Orlando Theme Park Attendance Figures Figures 2013

2013 Theme Park Attendance Figures


The 2013 Theme Park Attendance Figures arrived this week from the Themed Entertainment Association and offered the welcome news that overall, Orlando’s theme parks have been continuing in popularity yet again.
One exception appears to be the SeaWorld/Busch group of parks, who did experience a notable dip in gate attendances at three of its its Orlando area locations.

Luxury Orlando Vacation HomesInterestingly, although the figures changed up and down to varying degrees, the rankings themselves remain unchanged.  Disney still hold the top four spots in 2013 and as nearest contender Islands of Adventure is 1.5m visitors away from Disney’s Hollywood Studios.

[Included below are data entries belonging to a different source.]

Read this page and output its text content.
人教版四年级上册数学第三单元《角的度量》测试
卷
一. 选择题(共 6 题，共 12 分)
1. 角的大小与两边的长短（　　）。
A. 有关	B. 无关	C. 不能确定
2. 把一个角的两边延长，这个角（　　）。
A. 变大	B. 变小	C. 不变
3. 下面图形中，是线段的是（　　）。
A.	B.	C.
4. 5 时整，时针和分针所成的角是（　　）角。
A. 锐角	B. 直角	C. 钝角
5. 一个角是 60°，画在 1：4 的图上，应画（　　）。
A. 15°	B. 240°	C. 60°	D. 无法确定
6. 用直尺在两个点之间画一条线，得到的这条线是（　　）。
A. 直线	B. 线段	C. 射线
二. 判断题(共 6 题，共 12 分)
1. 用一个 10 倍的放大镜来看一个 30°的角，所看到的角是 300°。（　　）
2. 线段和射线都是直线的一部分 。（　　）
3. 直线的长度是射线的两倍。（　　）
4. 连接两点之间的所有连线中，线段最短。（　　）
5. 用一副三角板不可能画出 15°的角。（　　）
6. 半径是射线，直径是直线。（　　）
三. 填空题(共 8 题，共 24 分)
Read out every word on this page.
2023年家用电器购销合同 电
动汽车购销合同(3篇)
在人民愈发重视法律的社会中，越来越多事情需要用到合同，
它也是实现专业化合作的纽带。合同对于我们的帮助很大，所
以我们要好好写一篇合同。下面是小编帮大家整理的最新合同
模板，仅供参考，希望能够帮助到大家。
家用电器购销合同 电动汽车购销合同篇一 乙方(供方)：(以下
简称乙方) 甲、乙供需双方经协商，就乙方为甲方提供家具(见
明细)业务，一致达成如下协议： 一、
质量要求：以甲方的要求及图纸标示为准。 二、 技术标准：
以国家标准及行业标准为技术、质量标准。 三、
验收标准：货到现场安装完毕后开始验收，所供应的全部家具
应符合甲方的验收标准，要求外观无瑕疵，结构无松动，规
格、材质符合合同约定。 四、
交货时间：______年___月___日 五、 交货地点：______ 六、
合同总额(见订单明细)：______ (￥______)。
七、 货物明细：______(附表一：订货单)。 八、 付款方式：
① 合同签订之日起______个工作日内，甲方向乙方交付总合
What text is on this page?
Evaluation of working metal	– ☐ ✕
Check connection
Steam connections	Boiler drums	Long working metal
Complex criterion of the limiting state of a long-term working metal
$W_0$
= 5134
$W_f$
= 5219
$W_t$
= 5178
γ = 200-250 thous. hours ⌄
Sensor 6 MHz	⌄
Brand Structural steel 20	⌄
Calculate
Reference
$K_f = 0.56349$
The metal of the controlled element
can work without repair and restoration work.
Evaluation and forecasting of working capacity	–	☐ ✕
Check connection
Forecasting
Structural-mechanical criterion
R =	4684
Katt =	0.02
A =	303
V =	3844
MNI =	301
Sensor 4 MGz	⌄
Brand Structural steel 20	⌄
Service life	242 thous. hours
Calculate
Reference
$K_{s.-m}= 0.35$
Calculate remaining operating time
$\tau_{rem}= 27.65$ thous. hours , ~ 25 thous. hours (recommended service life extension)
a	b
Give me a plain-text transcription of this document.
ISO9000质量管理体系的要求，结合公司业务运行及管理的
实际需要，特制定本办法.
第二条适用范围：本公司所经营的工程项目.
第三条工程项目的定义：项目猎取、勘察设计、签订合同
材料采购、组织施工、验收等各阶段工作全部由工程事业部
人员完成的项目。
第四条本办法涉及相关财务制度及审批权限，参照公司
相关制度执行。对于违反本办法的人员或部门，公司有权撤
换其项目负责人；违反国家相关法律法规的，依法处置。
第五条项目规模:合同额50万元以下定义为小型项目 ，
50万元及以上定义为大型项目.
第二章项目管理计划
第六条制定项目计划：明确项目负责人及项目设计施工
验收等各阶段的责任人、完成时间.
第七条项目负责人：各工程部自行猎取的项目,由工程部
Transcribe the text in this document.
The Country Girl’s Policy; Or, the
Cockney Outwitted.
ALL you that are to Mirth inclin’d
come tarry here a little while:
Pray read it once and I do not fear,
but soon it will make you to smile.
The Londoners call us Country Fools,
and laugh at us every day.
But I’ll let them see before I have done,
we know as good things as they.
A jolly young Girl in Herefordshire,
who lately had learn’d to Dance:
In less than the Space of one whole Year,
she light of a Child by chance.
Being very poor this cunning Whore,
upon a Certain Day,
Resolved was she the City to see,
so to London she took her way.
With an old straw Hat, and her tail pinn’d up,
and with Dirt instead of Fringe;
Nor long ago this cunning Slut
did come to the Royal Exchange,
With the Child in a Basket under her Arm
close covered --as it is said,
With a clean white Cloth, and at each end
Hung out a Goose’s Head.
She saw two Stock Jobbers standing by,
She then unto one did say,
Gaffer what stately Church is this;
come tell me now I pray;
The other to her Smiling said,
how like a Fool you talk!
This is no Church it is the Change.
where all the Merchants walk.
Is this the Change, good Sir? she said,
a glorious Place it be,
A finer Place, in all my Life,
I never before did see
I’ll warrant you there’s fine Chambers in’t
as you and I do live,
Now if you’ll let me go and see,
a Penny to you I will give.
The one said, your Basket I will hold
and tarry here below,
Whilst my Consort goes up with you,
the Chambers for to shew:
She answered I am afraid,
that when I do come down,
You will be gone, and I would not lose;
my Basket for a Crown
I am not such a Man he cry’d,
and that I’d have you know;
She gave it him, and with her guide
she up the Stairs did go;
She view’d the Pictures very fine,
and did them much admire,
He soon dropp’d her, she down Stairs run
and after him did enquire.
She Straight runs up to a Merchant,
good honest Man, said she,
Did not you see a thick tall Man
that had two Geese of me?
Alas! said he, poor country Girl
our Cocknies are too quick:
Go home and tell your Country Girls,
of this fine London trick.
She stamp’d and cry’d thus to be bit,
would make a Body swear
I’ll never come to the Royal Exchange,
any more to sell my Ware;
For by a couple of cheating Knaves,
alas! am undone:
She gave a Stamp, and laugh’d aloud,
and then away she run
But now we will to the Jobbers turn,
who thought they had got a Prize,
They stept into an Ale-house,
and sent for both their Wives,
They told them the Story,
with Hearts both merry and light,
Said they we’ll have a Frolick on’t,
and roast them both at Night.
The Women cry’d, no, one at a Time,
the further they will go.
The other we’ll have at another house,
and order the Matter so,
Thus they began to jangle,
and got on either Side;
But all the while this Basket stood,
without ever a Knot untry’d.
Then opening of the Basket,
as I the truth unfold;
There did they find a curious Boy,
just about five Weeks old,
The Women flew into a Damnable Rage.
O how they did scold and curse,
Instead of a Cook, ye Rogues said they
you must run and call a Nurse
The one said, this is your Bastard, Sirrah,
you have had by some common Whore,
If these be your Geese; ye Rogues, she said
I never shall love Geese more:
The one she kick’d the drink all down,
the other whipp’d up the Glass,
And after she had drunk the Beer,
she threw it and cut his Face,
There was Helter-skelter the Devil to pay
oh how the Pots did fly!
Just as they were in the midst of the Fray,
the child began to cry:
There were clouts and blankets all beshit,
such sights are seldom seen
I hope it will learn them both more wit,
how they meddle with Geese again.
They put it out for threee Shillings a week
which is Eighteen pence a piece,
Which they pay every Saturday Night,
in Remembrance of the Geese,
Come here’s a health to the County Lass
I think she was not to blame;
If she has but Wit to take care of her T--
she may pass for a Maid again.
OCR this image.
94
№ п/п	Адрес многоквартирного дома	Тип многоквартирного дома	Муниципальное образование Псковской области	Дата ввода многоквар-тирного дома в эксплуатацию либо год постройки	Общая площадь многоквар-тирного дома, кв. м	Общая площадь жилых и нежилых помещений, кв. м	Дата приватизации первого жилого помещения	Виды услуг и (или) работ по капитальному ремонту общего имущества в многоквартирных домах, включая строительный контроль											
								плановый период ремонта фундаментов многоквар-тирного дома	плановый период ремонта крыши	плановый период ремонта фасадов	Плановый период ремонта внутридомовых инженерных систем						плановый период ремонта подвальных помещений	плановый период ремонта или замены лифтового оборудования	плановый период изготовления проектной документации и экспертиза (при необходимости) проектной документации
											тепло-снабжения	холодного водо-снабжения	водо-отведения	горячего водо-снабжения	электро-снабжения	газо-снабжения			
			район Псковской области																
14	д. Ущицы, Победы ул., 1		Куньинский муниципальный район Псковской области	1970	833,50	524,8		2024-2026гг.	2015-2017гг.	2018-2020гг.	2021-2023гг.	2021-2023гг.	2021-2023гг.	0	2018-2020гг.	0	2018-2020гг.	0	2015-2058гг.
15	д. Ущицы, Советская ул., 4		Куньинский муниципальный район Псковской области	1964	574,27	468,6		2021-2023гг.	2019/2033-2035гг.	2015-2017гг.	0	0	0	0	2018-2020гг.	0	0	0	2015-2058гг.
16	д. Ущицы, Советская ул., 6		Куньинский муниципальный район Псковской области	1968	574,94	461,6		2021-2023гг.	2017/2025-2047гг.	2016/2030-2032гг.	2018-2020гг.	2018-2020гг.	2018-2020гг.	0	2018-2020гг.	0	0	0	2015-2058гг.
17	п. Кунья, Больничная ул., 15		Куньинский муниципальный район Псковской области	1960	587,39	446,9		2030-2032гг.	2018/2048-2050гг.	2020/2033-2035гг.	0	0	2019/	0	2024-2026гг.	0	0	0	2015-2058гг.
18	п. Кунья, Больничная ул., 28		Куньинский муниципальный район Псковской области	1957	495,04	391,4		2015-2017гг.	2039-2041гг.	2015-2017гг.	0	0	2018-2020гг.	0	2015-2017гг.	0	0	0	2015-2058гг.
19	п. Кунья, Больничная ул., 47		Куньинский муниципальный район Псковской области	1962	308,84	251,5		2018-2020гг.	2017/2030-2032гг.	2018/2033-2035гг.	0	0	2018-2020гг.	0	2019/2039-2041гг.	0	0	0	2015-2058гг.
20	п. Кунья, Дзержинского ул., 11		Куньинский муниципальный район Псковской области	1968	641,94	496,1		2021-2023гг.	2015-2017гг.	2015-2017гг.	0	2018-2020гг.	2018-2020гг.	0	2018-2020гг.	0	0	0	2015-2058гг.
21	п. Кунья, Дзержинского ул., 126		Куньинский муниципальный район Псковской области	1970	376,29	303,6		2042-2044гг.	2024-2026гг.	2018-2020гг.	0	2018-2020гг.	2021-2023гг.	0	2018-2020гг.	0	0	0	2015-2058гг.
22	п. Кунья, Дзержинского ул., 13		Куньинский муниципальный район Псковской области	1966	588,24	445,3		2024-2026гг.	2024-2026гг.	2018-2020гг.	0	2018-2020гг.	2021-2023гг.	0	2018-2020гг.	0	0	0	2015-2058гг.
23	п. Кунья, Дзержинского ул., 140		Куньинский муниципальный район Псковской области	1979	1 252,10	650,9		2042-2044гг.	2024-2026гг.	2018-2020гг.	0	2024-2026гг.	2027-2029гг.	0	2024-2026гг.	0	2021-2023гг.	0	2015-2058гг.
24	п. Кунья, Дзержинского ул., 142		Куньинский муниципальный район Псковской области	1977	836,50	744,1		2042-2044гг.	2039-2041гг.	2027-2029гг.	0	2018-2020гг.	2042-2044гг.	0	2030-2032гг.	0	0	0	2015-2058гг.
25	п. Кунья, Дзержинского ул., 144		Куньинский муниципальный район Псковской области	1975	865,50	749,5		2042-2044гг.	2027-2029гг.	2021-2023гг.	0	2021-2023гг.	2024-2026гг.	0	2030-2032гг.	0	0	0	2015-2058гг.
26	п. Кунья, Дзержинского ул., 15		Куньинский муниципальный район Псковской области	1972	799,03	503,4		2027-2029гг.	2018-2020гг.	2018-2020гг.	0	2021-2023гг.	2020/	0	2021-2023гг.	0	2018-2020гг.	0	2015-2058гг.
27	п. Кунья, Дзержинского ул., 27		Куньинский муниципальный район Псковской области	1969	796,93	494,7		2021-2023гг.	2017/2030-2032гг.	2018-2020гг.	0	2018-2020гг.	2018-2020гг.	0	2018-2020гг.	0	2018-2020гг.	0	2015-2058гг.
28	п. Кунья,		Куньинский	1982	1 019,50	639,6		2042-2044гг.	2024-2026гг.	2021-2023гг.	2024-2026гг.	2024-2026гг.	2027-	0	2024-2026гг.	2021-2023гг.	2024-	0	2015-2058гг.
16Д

Universal are however, the real winners in 2013.
In recent years, the annual growth of the gate figures is typically around the 4% mark, but in 2013, the recent investment in park attractions really began to pay off for Islands of Adventure and Universal Studios.  With Despicable Me Minion Mayhem, Transformers The Ride, the Simpsons Springfield area all featuring during 2013, Islands of Adventure jumped up a very respectable 6% and Universal Studios rocketed by 14%.
The figures truly show that Universal really mean business, and the value of Diagon Alley and the Cabana Bay Beach Resort will certainly propel the 2014 and 2015 figures even further.

Disney on the other hand, also showed improvements across its 4 theme parks and two highly themed water parks, but the results won’t be as great as Disney had hoped for.
Animal Kingdom and Hollywood Studios came in with 2% annual growth in attendance, which in this industry is almost certainly the ‘minimum figure’.  Epcot however offered a much lower result than we were expecting at 1.5% after a year with hardly any highlights in their development program for the huge park that held on to second spot.
Can the rumoured Frozen attraction alone regain those Epcot growth figures?

The Magic Kingdom, did however make up for a lot, with New Fantaslyand responsible for a healthy 6% growth in its annual gate figures.  Again, despite the Seven Dwarfs Mine Train still under construction during 2013, there seems to be a clear signal that new attractions do in fact mean more guests, which is of course, no shock to any of us theme park fans.
Disney though have little in the pipeline for a while until Pandora: The Land of Avatar finally opens in 2017.

The biggest upset in the figures is over at Busch Gardens and SeaWorld.
These parks experienced a 6% and 5% decline in 2013, but we can expect to seem some improvement over at Busch Gardens Tampa in 2014 thanks to Falcon’s Fury.
SeaWorld appear to be managing their PR well, and hopefully, they can also recover soon.

2014 is going to be the year to watch as Diagon Alley emerges from the JAWS ride area over at Universal.  The global Harry Potter following is so intense, that this one new development will actually add regional tourism growth in Orlando.
Parks won’t be just fighting for a stable share of visitors.  More tourists than ever will head to Orlando from this summer onwards, and an important chunk of that increase will be all down to the boy wizard himself.  The competition will be furious as park operators battle furiously to attract guests to their parks for ‘those unplanned days’.
In effect though, rather like the Hogsmeade opening in 2010, all of the parks could see a big gain in 2014 as a result of Harry Potter.

Our prediction for 2015 is that Islands of Adventure or indeed Universal Studios might just take fourth spot from Disney’s Hollywood Studios.  If we are out a little, then 2016 is almost guaranteed to be a headache year for Disney.
The success of Diagon Alley is without doubt going to propel Universal’s parks forward, but the one attraction that is going to cause a huge amount of upset is of course that cunningly created Hogwart’s Express.
To ride it, you need a two park pass.
If you ride it, you technically enter both parks in a day.  Watch those Universal figures soar!

If ever there was an obvious story to tell, “new attractions make guests come to the parks!”